FORTUNE -- The Republicans' midterm surge has given the federal debt-reduction commission -- whose recommendations are due Dec. 1 -- a chance to stand up and be counted. The panel is bipartisan, but as long as Democrats were able to have their way ultimately in both houses of Congress, Republican members had little clout. Now that the balance of power has shifted, the ideas of the panel's deficit hawks, such as Rep. Paul Ryan (R-Wis.), may get a bit more respect. Co-chairs Erskine Bowles (chief of staff for Bill Clinton) and Alan Simpson (former GOP senator from Wyoming) have offered a proposal, but it's only a draft. We'll know the commission blew its opportunity ...
...if it loudly trumpets how it's meeting its mandated target for 2015. The commission was given a bogus goal: Show how "to balance the budget, excluding interest payment on the debt, by 2015," since that would "stabilize the debt-to-GDP ratio at an acceptable level once the economy recovers." No, it wouldn't, as retiring Sen. Judd Gregg (R-N.H.) has pointed out and as common sense confirms: The deficit would still be compounding at the rate of interest on the debt (which would probably be greater than the rate of GDP growth), plus other technical reasons Gregg has identified. In addition, the projected 2015 deficit is based on a Congressional Budget Office forecast that shows real annual economic growth at a knockout 4.1% for 2012, 2013, and 2014. If that doesn't happen, then the panel's proposed actions would fail to achieve even their inadequate purpose.

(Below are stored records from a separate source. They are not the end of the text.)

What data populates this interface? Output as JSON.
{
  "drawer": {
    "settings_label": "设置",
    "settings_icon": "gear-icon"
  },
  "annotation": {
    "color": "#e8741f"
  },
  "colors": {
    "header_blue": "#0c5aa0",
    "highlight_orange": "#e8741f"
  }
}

...if it doesn't hit Medicare head-on. Besides its 2015 assignment, the panel has another, more important job: Recommend policies "to achieve fiscal sustainability over the long run." That goal cannot be reached without significantly cutting back Medicare. Everyone on the panel knows it. The danger is that the panel won't have the stomach to charge back at that issue so soon after the Obamacare battle. "There is health care fatigue," commissioner Alice Rivlin told the New York Times. Watch out if the panel tries to mask its failure by playing up proposed fixes to Social Security or cuts in defense. Those changes are important and must also be made. But without a proposed Medicare solution, the panel hasn't done its job.

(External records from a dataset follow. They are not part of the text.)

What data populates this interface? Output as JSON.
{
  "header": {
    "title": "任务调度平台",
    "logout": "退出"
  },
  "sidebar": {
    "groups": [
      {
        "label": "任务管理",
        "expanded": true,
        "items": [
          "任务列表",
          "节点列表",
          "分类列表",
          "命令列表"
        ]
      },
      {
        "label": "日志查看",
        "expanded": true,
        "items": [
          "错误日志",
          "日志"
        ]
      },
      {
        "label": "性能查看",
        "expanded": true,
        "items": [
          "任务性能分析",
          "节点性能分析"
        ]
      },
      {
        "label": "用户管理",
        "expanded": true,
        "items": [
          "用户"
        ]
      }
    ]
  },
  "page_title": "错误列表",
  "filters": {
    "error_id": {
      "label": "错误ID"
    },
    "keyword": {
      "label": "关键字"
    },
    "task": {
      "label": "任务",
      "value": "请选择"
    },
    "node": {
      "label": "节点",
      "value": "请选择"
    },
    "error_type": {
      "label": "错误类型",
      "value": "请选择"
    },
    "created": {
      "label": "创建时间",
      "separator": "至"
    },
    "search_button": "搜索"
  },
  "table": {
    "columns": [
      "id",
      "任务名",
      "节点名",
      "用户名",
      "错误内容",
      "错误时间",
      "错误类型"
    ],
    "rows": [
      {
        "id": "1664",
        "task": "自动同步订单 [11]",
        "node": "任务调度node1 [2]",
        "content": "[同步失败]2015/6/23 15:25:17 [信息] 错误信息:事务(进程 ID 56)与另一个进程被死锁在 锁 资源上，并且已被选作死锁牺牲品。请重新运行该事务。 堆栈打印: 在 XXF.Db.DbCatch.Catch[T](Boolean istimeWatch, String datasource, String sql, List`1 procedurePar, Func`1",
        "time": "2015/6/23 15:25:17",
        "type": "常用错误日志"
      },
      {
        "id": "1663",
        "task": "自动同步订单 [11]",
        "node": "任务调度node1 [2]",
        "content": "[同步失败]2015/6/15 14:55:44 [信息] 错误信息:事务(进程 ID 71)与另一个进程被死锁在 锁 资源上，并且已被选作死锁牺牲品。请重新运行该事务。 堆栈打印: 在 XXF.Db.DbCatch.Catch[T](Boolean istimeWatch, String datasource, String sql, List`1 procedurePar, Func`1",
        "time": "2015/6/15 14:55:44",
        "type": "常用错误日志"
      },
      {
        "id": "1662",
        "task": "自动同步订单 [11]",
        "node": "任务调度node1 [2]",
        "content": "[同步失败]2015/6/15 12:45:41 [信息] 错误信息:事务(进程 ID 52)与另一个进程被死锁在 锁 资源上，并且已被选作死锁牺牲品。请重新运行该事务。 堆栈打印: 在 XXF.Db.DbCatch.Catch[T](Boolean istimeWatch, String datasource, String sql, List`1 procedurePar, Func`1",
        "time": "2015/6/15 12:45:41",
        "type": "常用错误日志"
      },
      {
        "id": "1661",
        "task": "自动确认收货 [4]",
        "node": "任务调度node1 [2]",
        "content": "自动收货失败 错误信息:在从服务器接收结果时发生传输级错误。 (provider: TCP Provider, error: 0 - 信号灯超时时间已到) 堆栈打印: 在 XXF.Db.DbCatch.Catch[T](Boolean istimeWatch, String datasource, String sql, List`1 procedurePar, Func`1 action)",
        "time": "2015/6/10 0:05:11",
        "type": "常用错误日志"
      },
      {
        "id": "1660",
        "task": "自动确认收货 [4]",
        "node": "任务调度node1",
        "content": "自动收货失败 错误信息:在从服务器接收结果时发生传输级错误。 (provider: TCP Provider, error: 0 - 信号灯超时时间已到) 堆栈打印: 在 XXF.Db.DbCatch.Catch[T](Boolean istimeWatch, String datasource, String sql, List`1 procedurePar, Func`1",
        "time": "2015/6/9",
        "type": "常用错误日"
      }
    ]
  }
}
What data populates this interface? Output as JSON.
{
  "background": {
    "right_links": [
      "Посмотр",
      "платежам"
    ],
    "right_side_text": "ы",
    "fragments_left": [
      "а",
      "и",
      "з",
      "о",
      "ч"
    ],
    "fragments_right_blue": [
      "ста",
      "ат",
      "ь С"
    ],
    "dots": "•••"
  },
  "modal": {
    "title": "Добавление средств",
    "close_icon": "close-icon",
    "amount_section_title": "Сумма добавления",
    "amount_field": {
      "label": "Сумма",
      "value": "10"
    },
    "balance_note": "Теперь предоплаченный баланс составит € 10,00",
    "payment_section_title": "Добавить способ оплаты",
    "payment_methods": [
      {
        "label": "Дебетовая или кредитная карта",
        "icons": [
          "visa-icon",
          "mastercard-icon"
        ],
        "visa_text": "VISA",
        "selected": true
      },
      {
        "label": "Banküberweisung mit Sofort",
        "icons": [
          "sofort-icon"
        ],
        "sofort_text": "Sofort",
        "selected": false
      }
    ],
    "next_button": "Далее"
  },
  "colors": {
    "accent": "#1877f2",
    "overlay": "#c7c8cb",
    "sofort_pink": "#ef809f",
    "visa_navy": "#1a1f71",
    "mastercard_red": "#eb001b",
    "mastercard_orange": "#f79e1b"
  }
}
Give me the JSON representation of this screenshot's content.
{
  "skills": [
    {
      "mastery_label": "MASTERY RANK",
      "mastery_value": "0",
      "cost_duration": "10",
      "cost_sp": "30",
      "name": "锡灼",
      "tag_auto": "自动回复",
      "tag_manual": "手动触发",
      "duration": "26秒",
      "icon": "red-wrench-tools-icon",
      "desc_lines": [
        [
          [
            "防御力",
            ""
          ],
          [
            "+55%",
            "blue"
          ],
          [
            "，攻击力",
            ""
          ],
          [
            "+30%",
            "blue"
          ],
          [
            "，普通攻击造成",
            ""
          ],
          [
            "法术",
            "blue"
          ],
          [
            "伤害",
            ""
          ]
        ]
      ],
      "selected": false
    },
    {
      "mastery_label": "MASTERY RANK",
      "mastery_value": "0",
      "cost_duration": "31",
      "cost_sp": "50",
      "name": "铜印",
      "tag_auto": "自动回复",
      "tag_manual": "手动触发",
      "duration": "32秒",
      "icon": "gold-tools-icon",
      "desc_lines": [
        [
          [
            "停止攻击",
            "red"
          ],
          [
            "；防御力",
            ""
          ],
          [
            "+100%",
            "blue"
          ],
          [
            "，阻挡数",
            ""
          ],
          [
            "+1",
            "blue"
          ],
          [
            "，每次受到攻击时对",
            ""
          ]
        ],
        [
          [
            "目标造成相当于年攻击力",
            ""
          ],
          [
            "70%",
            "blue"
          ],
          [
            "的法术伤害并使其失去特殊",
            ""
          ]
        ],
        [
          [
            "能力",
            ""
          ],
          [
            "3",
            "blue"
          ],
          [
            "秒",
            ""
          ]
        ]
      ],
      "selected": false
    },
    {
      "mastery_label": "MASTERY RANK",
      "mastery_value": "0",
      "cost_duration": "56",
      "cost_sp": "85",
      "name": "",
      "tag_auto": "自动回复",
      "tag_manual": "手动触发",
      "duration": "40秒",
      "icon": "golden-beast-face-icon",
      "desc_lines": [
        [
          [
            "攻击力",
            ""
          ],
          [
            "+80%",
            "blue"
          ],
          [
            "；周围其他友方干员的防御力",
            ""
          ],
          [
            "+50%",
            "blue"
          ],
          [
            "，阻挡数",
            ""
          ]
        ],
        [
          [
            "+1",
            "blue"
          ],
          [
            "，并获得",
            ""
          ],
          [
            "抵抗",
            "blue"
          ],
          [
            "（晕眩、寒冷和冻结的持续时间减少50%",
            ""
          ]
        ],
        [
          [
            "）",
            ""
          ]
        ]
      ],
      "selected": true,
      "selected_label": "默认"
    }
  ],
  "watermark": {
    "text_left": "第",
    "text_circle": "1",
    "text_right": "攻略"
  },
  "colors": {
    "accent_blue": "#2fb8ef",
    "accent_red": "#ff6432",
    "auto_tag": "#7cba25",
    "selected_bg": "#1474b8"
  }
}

...if it even mentions reliance on the Medicare and Social Security trust funds. The panel might try to soothe worried citizens with a reassurance that we still have time -- the Medicare Part A trust fund won't be exhausted until 2029, and the Social Security trust fund not until 2037. Yet every commissioner knows that's nonsense. Those trust funds are invested in Treasury securities; they're just more government debt. Medicare and Social Security start to bite not when their trust funds run out but when the programs go cash-flow negative. For Social Security that happens this year; for Medicare it was last year. We do not still have time.
... if only bland, vague proposals can win the backing of at least 14 of the 18 commissioners. A presidential commission's only hope of true influence is to make substantive recommendations that are strongly bipartisan. On this panel that means getting at least 14 votes -- all of one party's members plus more than half of the other's. Both parties' leaders in Congress have said they would take up any proposals receiving at least that much support. So the commission holds at least a tiny chance of serving its purpose, giving political cover for meaningful action in Congress. But if its widely backed proposals are weak -- or even worse, if the only strong proposals are in some kind of minority report -- there's no chance.
Despite all those warnings, there's reason for hope. The panel's members are serious budget wonks who understand the urgency. They're also veterans who know what will happen if they blow this chance. The two parties in Congress will squabble endlessly and won't be brought together on this issue except by that one tried-and-true motivator of real bipartisanship, a terrible crisis. In this case, it's already on the way.